Posted by: kotodama | Dec 13, 2021 9:00:18 PM
I don’t follow the show, but I always enjoy a good biz orgs puzzle.
Again, without the benefit of having watched the actual episode, I’m a little unclear on the (fictional) facts. Your description says: “The articles governing the holding company … provide that no move can cause loss of family control without support of a super-majority of the owners of the holding company.” So in that case, it’d primarily be the articles of incorporation/corporate bylaws that establish this supermajority requirement. But according to Wikipedia’s episode summary: “The three siblings recall a clause in Logan and Caroline’s divorce agreement granting the children a vote over any change in company control[.]” Going by that description, the requirement would really derive from the divorce agreement instead. And I don’t view these two possibilities as necessarily equivalent.
Given the two potentially conflicting scenarios, I’ll consider each separately. Taking yours first—where the requirement arises from the articles/bylaws—I agree, it doesn’t seem to make sense. As an initial matter, it seems plausible enough the provision in the company regs could have been inserted by the divorce settlement. It’s unclear when the divorce happened in the course of the company’s history, but you can sort of piece it together. According to the Succession fan wiki, Logan was born in ’38, so he turned 80 in 2018. Kendall was 40 at that time, which makes his birth year ’78. Because Kendall was the oldest of the children with Caroline, and she had two later children with Logan, the soonest the divorce could have happened would be the early or mid-80s. It’s also not clear when exactly Waystar came into existence. The fan wiki says it was already expanding by 1985. So I guess it’s possible, as you posit, that the divorce settlement could have required the addition of that provision into the existing regs—because the divorce would certainly postdate the company’s founding—although I’m still not sure how that’d work precisely.

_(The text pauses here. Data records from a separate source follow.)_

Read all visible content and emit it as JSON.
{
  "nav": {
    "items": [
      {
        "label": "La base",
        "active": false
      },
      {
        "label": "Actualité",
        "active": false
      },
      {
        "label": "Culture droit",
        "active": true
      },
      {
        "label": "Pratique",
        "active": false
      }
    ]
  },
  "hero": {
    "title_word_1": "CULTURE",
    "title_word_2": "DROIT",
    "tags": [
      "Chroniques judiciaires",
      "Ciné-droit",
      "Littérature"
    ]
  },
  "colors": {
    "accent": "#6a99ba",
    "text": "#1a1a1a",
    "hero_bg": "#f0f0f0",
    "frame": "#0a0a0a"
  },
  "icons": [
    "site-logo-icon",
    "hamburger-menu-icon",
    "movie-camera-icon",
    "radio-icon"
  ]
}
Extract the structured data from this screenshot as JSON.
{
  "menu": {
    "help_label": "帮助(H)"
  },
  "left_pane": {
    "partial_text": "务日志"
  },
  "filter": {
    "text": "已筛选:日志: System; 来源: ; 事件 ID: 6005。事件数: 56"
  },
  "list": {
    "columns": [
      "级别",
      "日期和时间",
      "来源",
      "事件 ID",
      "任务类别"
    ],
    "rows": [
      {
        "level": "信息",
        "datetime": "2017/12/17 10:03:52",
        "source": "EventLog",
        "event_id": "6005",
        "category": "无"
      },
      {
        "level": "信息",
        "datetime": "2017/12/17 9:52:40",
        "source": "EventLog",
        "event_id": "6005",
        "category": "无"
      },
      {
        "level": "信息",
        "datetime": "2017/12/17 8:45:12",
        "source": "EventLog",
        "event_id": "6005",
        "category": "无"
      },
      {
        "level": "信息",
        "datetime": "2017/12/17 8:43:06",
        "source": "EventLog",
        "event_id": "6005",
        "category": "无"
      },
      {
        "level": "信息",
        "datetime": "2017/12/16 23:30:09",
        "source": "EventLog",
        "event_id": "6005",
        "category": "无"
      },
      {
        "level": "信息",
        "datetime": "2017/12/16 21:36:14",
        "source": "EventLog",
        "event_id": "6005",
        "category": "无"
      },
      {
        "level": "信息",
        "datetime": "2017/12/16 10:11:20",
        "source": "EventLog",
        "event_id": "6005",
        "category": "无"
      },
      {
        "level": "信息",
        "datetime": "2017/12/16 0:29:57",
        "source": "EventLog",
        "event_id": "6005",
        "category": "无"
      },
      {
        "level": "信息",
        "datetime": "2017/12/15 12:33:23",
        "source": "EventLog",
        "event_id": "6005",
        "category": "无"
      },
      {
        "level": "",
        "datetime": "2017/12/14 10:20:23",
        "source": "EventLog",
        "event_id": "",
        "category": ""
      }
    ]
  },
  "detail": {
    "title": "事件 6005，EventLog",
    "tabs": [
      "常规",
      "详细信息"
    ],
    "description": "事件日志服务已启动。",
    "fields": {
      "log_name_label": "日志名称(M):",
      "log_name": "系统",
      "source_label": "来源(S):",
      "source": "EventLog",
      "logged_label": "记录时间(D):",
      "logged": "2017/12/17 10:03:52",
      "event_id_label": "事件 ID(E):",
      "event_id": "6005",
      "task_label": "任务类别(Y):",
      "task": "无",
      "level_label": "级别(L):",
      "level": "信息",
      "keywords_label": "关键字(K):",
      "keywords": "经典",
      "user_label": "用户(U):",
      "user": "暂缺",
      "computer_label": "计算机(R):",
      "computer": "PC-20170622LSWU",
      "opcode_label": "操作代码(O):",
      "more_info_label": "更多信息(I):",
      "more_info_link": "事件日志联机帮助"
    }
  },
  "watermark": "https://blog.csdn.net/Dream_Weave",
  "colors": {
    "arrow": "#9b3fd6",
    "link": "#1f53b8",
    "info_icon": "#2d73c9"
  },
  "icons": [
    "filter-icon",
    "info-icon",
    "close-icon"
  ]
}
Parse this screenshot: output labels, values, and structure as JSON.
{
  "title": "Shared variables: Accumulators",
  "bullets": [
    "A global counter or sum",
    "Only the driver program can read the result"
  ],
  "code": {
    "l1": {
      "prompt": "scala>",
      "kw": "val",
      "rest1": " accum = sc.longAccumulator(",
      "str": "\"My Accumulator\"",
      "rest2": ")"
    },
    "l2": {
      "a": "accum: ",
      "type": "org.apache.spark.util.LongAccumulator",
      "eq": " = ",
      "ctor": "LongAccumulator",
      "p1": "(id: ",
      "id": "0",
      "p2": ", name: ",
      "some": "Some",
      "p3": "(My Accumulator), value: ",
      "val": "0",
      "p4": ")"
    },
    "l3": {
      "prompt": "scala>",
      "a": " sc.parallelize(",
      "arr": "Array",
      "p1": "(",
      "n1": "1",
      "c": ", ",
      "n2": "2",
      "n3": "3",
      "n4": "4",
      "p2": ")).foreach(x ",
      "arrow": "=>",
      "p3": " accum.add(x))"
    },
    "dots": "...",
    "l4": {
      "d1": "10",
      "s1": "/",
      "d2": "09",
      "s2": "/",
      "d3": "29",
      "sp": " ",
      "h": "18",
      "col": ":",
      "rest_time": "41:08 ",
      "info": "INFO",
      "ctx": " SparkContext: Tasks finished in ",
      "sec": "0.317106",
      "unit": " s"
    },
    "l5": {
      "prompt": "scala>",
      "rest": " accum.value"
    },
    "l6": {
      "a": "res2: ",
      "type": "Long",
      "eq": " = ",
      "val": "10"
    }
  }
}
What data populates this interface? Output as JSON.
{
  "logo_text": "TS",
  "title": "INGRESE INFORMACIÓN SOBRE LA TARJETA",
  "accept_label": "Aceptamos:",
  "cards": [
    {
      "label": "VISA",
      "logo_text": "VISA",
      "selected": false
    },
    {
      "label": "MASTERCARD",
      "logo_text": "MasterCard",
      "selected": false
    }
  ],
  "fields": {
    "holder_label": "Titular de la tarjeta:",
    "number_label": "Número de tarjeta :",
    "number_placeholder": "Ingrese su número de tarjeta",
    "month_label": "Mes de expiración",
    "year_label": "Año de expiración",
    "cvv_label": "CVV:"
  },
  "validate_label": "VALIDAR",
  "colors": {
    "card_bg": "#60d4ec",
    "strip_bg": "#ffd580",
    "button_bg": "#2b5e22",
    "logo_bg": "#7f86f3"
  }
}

But in any case, I agree that, once the provision becomes part of the company regs, it has to be followed, notwithstanding any later changes to the separate divorce agreement. It’s hard for me to conceive of the regs actually incorporating the divorce agreement by reference directly. The far more plausible scenario is just that Login had a contractual obligation to ensure that the regs were modified, and once that happened, the divorce agreement was no longer relevant.
Your suggestion of thinking about it in terms of shares, not shareholders, is interesting too. I actually think it could work vis-à-vis the divorce agreement. Assuming that, like you say, Logan and Caroline have a supermajority if they pool their shares, they could have agreed not to do that for purposes of changing company control, unless their children approve. I believe such a side agreement between shareholders—i.e., outside the company regs—can be valid. And then it would make sense if Logan and Caroline later decide to remove the condition of the kids’ approval. That’s also closer to the Wikipedia description. However, according to the fan wiki at least, Caroline only has 3% of Waystar shares. So it seems unlikely she’d be the deciding factor in Logan amassing a supermajority either between the two of them or in concert with other shareholders too. But you never know.
Finally, the scenario from the Wikipedia description. Again, it mentions “a clause in Logan and Caroline’s divorce agreement granting the children a vote.” That seems related to your latter scenario. I think it works too. Let’s assume Logan already has some mechanism he could otherwise employ to change control if he wanted to. As part of the divorce agreement, I could see Logan agreeing to forgo using that mechanism without the kids’ approval. The kids were not parties to the agreement of course, but they could potentially exercise that veto power as third-party beneficiaries. So later, when Logan and Caroline decide to bypass the children, they just agree between themselves to remove the kids as beneficiaries by modifying the divorce agreement.